With OpenMined, people and organizations can host private datasets, allowing data scientists to train or query on data they “cannot see”. The data owners retain complete control: data is never copied, moved, or shared.

This makes the method ideal for privacy conscious development of machine learning models and paves the way for a variety of business uses which offer users the security of total data privacy.

It’s difficult to know for certain, but the early applications of the technique and announcements surrounding it have all been privacy related – and there’s little reason to doubt that that will have been a key concern even if the process began in 2013/4. It’s been noted for some time that privacy concerns have been growing at around the same rate as demand for personalised experiences of the web and the two issues seemed to cause an intractable problem.

However, with a remote learning model which can still employ the best of Google’s Tensorflow neural network learning methods, Google has the potential to provide a leading privacy focused advertising and UX service – while retaining a level of plausible deniability for anti-trust lawsuits if they can provide a workable opensource option for other brands to create their own.

However, the technology has utility beyond advertising and could well tie in with other Google products – though Google has often advised that it doesn’t personalise search results, it does offer dozens of other related products, such as Google Discover, Google Assistant, YouTube (especially as the existing recommendations algorithm has come under fire repeatedly for its role in radicalisation) and many recommendation and map related resources.

If Google can train the Google Assistant in the same way, however, then it could prove to be a decisive factor in the battle it is waging with various other digital assistants – and a huge leap forward in the performance and usefulness of voice search.

We mentioned the possibility that federated learning might be Google’s answer to the end of cookies at the end of 2020 in our 2021 trends report, and the reason we made that assumption is that it lends itself to the use so well.

The purpose of federated learning in the post cookie world will be as a predictive model – like a supercharged, privacy focused ‘similar audiences’ targeting option. By training the model on user devices, and constantly updating the model, it will be possible for the updated model to infer interests from specific actions without requiring any third-party data.

Google has already stated they expect to see 95% of the performance of cookie-based advertising – and that is likely to improve as the model receives real world training over the next few years.
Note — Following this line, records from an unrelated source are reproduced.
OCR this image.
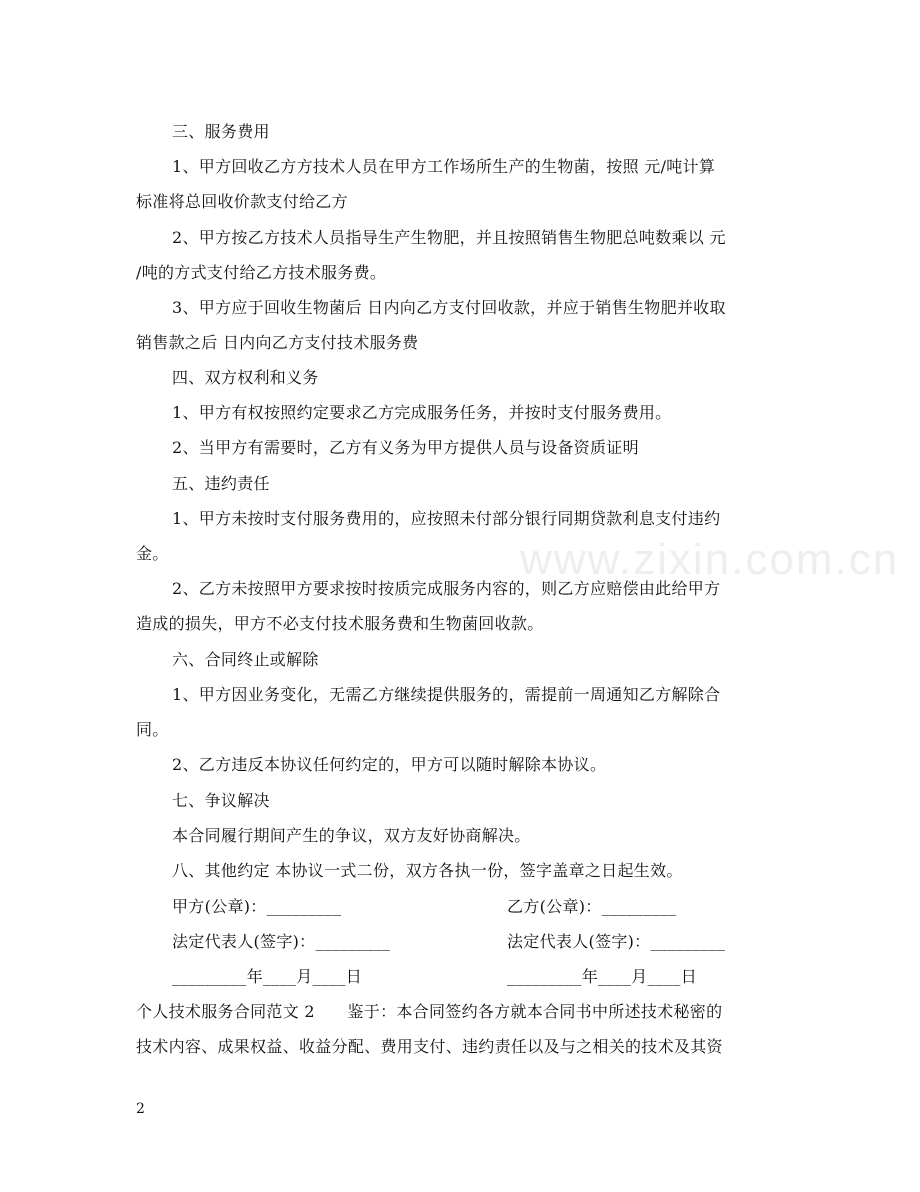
www.zixin.com.cn
三、服务费用
1、甲方回收乙方方技术人员在甲方工作场所生产的生物菌，按照 元/吨计算
标准将总回收价款支付给乙方
2、甲方按乙方技术人员指导生产生物肥，并且按照销售生物肥总吨数乘以 元
/吨的方式支付给乙方技术服务费。
3、甲方应于回收生物菌后 日内向乙方支付回收款，并应于销售生物肥并收取
销售款之后 日内向乙方支付技术服务费
四、双方权利和义务
1、甲方有权按照约定要求乙方完成服务任务，并按时支付服务费用。
2、当甲方有需要时，乙方有义务为甲方提供人员与设备资质证明
五、违约责任
1、甲方未按时支付服务费用的，应按照未付部分银行同期贷款利息支付违约
金。
2、乙方未按照甲方要求按时按质完成服务内容的，则乙方应赔偿由此给甲方
造成的损失，甲方不必支付技术服务费和生物菌回收款。
六、合同终止或解除
1、甲方因业务变化，无需乙方继续提供服务的，需提前一周通知乙方解除合
同。
2、乙方违反本协议任何约定的，甲方可以随时解除本协议。
七、争议解决
本合同履行期间产生的争议，双方友好协商解决。
八、其他约定 本协议一式二份，双方各执一份，签字盖章之日起生效。
甲方(公章)：_________	乙方(公章)：_________
法定代表人(签字)：_________	法定代表人(签字)：_________
_________年____月____日	_________年____月____日
个人技术服务合同范文 2　　鉴于：本合同签约各方就本合同书中所述技术秘密的
技术内容、成果权益、收益分配、费用支付、违约责任以及与之相关的技术及其资
2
It’s not unreasonable to assume, even, that performance will exceed what is presently expected of cookie-based paid media. Google’s section on FLoC on their Privacy Sandbox page states:

We’re encouraged by what we’ve observed and the value that this solution offers to users, publishers and advertisers. Chrome intends to make FLoC-based cohorts available for public testing through origin trials with its next release in March and we expect to begin testing FLoC-based cohorts with advertisers in Google Ads in Q2. If you’d like to get a head start, you can run your own simulations (as we did) based on the principles outlined in this FLoC whitepaper.
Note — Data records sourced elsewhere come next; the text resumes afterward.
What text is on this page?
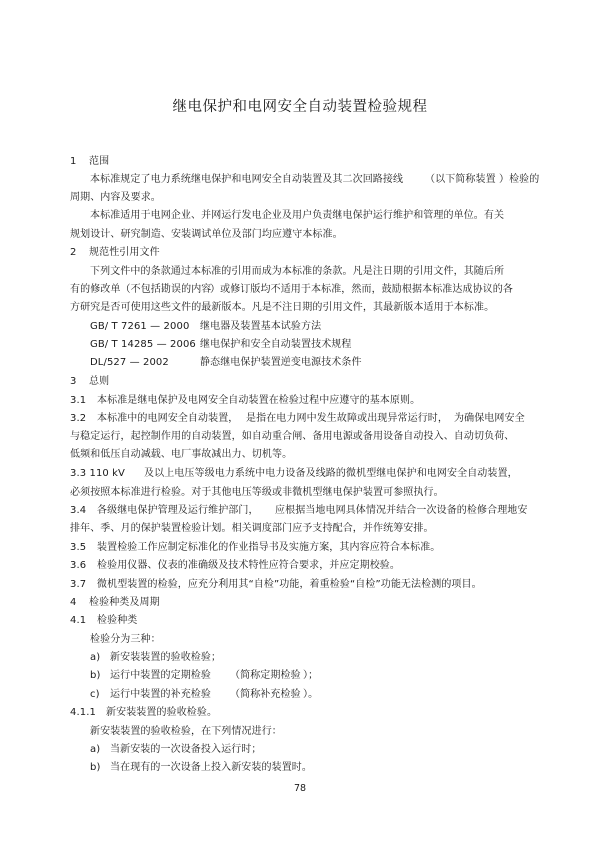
继电保护和电网安全自动装置检验规程
1 范围
本标准规定了电力系统继电保护和电网安全自动装置及其二次回路接线 （以下简称装置 ）检验的
周期、内容及要求。
本标准适用于电网企业、并网运行发电企业及用户负责继电保护运行维护和管理的单位。有关
规划设计、研究制造、安装调试单位及部门均应遵守本标准。
2 规范性引用文件
下列文件中的条款通过本标准的引用而成为本标准的条款。凡是注日期的引用文件，其随后所
有的修改单（不包括勘误的内容
）或修订版均不适用于本标准，然而，鼓励根据本标准达成协议的各
方研究是否可使用这些文件的最新版本。凡是不注日期的引用文件，其最新版本适用于本标准。
GB/ T 7261 — 2000 继电器及装置基本试验方法
GB/ T 14285 — 2006 继电保护和安全自动装置技术规程
DL/527 — 2002	静态继电保护装置逆变电源技术条件
3 总则
3.1 本标准是继电保护及电网安全自动装置在检验过程中应遵守的基本原则。
3.2 本标准中的电网安全自动装置， 是指在电力网中发生故障或出现异常运行时， 为确保电网安全
与稳定运行，起控制作用的自动装置，如自动重合闸、备用电源或备用设备自动投入、自动切负荷、
低频和低压自动减载、电厂事故减出力、切机等。
3.3 110 kV 及以上电压等级电力系统中电力设备及线路的微机型继电保护和电网安全自动装置，
必须按照本标准进行检验。对于其他电压等级或非微机型继电保护装置可参照执行。
3.4 各级继电保护管理及运行维护部门， 应根据当地电网具体情况并结合一次设备的检修合理地安
排年、季、月的保护装置检验计划。相关调度部门应予支持配合，并作统筹安排。
3.5 装置检验工作应制定标准化的作业指导书及实施方案，其内容应符合本标准。
3.6 检验用仪器、仪表的准确级及技术特性应符合要求，并应定期校验。
3.7 微机型装置的检验，应充分利用其“自检”功能，着重检验“自检”功能无法检测的项目。
4 检验种类及周期
4.1 检验种类
检验分为三种：
a) 新安装装置的验收检验；
b) 运行中装置的定期检验 （简称定期检验 ）；
c) 运行中装置的补充检验 （简称补充检验 ）。
4.1.1 新安装装置的验收检验。
新安装装置的验收检验，在下列情况进行：
a) 当新安装的一次设备投入运行时；
b) 当在现有的一次设备上投入新安装的装置时。
78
All this means that we have two major changes to search – one is that FLoC will mark a huge shift in online privacy – allowing for greater personalisation without personal data, the second, less positive change is that we could see Google become even more opaque when it comes to providing brands with data – whether for organic or paid search.

While the number of possibilities that FLoC opens up is huge, how major these changes are will rely on how well early tests perform, and whether or not Google continues to opensource the project so that it doesn’t face legislative issues down the road.

One thing is certain, however, it does represent a major step forward in integrating machine learning into the everyday use of the internet – and it’s likely to be the first of many.